Paradis K
Department of Pediatrics, Hôpital Sainte-Justine, University of Montréal, Que.
Clin Invest Med. 1996 Oct;19(5):311-6.
Tyrosinemia, a genetic disorder of the liver and kidneys, is caused by reduced activity of fumarylacetoacetate hydrolase (FAH), the final enzyme in the degradation of tyrosine. The consequent presence of succinylacetone in urine or blood is pathognomonic of tyrosinemia and is used as a confirmatory test in the Quebec neonaral screening program. Due to a complex founder effect, the province of Quebec has an unusually high prevalence of tyrosinemia, particularly in the Saguenay-Lac Saint-Jean region (where the prevalence is 1 in 1850). Tyrosinemia has several different clinical presentations, ranging from acute liver failure with severe coagulopathy early in life, to slowly progressing cirrhosis with multiple nodules and variable renal dysfunction, to normal liver function with renal failure. Hepatocarcinoma has been found in approximately one third of cases. FAH complementary DNA has been cloned and mapped to chromosome 15q23-q25. The mutation observed in Quebec is a splice mutation at intron 12. This mutation is common and has been observed in other areas of the world as well, although more than 20 mutations causing tyrosinemia have now been described. Liver transplantation remains the definitive treatment. The author's team has carried out 28 liver transplantations (including 2 combined liver-kidney transplantations) in 25 children. The overall survival rate has been 92%; two children died as a result of primary nonfunction. The primary indications for transplantation were hepatic nodules (in 14 cases), neurological crises (6) and hepatic (3) or renal failure (2). An abnormal glomerular filtration rate (GFR) of less than 80 mL/min per 1.73 m2 was documented before transplantation in 54% of the cases. The rate normalized after liver transplantation in most patients, with rapid improvement in tubular function. However, patients with a severely low rate (less than 55 mL/min per 1.73 m2) before transplantation still had borderline renal function and poor growth after the transplantion, despite normal liver function. Therefore, for children with a consistently low GFR, careful consideration should be given to performing a combined liver-kidney transplantation, and a renal biopsy should form part of the pretransplantation evaluation.

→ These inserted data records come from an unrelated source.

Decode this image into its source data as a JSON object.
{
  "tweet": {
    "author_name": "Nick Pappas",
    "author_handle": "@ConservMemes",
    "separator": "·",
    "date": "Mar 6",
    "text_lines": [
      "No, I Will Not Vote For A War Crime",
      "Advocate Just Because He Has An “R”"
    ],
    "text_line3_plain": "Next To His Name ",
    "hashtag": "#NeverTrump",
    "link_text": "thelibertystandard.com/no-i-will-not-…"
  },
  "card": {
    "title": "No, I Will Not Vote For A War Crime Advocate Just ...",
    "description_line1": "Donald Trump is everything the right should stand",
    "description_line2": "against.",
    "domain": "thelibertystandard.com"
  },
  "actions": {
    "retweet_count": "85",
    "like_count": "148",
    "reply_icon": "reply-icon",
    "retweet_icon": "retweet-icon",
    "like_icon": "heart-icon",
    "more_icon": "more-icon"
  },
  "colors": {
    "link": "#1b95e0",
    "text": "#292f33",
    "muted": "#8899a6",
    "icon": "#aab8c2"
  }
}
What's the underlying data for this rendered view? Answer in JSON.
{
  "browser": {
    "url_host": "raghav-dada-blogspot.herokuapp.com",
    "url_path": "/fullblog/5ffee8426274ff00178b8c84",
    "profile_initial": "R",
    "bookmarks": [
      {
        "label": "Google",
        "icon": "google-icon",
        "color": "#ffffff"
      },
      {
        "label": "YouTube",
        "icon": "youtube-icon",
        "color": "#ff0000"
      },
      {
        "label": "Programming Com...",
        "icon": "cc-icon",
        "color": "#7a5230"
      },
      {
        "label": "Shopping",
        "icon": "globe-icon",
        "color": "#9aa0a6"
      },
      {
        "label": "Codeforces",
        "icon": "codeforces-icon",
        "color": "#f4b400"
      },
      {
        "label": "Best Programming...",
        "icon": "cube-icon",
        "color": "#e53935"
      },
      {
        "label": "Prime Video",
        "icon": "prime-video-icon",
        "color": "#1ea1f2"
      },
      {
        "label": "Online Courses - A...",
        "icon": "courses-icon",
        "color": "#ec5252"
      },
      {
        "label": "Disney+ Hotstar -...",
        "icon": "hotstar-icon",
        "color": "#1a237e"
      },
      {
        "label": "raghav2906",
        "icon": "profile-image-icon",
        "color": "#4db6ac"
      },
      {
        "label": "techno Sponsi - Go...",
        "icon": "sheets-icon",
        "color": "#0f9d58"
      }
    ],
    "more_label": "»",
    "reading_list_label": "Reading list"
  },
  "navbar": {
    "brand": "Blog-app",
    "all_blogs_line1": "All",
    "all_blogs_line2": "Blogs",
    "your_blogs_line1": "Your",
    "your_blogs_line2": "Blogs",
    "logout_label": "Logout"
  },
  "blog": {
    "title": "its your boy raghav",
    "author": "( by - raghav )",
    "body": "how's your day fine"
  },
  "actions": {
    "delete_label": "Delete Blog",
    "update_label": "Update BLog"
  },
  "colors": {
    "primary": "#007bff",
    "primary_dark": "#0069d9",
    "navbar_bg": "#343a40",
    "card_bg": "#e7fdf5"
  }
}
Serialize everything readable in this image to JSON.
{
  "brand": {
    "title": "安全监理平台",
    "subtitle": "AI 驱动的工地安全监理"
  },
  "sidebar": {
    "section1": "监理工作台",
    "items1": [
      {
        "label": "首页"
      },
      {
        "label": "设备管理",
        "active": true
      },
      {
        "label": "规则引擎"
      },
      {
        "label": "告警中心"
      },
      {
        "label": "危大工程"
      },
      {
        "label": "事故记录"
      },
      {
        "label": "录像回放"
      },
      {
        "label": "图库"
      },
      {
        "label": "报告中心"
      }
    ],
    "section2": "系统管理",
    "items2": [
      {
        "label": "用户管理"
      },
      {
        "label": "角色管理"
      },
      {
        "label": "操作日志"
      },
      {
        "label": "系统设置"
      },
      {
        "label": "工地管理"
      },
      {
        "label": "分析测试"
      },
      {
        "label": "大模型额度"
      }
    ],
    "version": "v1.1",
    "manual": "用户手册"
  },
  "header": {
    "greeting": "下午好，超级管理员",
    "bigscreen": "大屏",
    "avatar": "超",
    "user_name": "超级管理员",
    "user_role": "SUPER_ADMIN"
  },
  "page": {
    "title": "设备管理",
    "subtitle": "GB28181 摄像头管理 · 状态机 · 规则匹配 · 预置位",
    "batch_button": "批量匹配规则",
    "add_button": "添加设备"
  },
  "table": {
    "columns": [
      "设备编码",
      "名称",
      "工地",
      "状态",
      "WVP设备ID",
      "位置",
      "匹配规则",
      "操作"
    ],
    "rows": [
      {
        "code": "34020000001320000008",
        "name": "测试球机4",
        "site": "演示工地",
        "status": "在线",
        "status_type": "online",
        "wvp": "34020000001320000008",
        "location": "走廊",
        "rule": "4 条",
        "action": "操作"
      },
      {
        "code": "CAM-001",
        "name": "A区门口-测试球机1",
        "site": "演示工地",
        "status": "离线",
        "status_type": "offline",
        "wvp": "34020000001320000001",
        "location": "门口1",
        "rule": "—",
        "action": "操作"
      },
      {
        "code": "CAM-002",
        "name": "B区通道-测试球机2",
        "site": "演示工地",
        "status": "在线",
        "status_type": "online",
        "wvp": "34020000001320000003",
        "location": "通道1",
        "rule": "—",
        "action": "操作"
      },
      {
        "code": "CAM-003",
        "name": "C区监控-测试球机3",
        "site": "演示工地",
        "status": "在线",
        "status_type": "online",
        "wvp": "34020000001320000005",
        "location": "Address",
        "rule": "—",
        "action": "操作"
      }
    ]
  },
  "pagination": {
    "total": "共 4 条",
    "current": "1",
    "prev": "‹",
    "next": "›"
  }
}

酪氨酸血症是一种肝肾的遗传性疾病,由延胡索酰乙酰乙酸水解酶(FAH)活性降低引起,FAH是酪氨酸降解过程中的最后一种酶。尿液或血液中琥珀酰丙酮的存在是酪氨酸血症的特征性表现,在魁北克新生儿筛查项目中用作确诊试验。由于复杂的奠基者效应,魁北克省酪氨酸血症的患病率异常高,尤其是在萨格奈-圣让湖区(患病率为1/1850)。酪氨酸血症有几种不同的临床表现,从生命早期出现急性肝衰竭伴严重凝血功能障碍,到缓慢进展的肝硬化伴多发结节和不同程度的肾功能不全,再到肝功能正常伴肾衰竭。约三分之一的病例中发现有肝癌。FAH互补DNA已被克隆并定位到15号染色体q23-q25区域。在魁北克观察到的突变是第12内含子的剪接突变。这种突变很常见,在世界其他地区也有发现,不过目前已描述了20多种导致酪氨酸血症的突变。肝移植仍然是最终的治疗方法。作者的团队已为25名儿童进行了28次肝移植(包括2次肝肾联合移植)。总体生存率为92%;两名儿童因原发性无功能死亡。移植的主要指征是肝脏结节(14例)、神经危机(6例)以及肝衰竭(3例)或肾衰竭(2例)。54%的病例在移植前记录到肾小球滤过率(GFR)异常低于80 mL/min per 1.73 m2。大多数患者肝移植后该指标恢复正常,肾小管功能迅速改善。然而,移植前GFR严重偏低(低于55 mL/min per 1.73 m2)的患者,尽管肝功能正常,但移植后肾功能仍处于临界状态且生长发育不良。因此,对于GFR持续偏低的儿童,应慎重考虑进行肝肾联合移植,肾活检应作为移植前评估的一部分。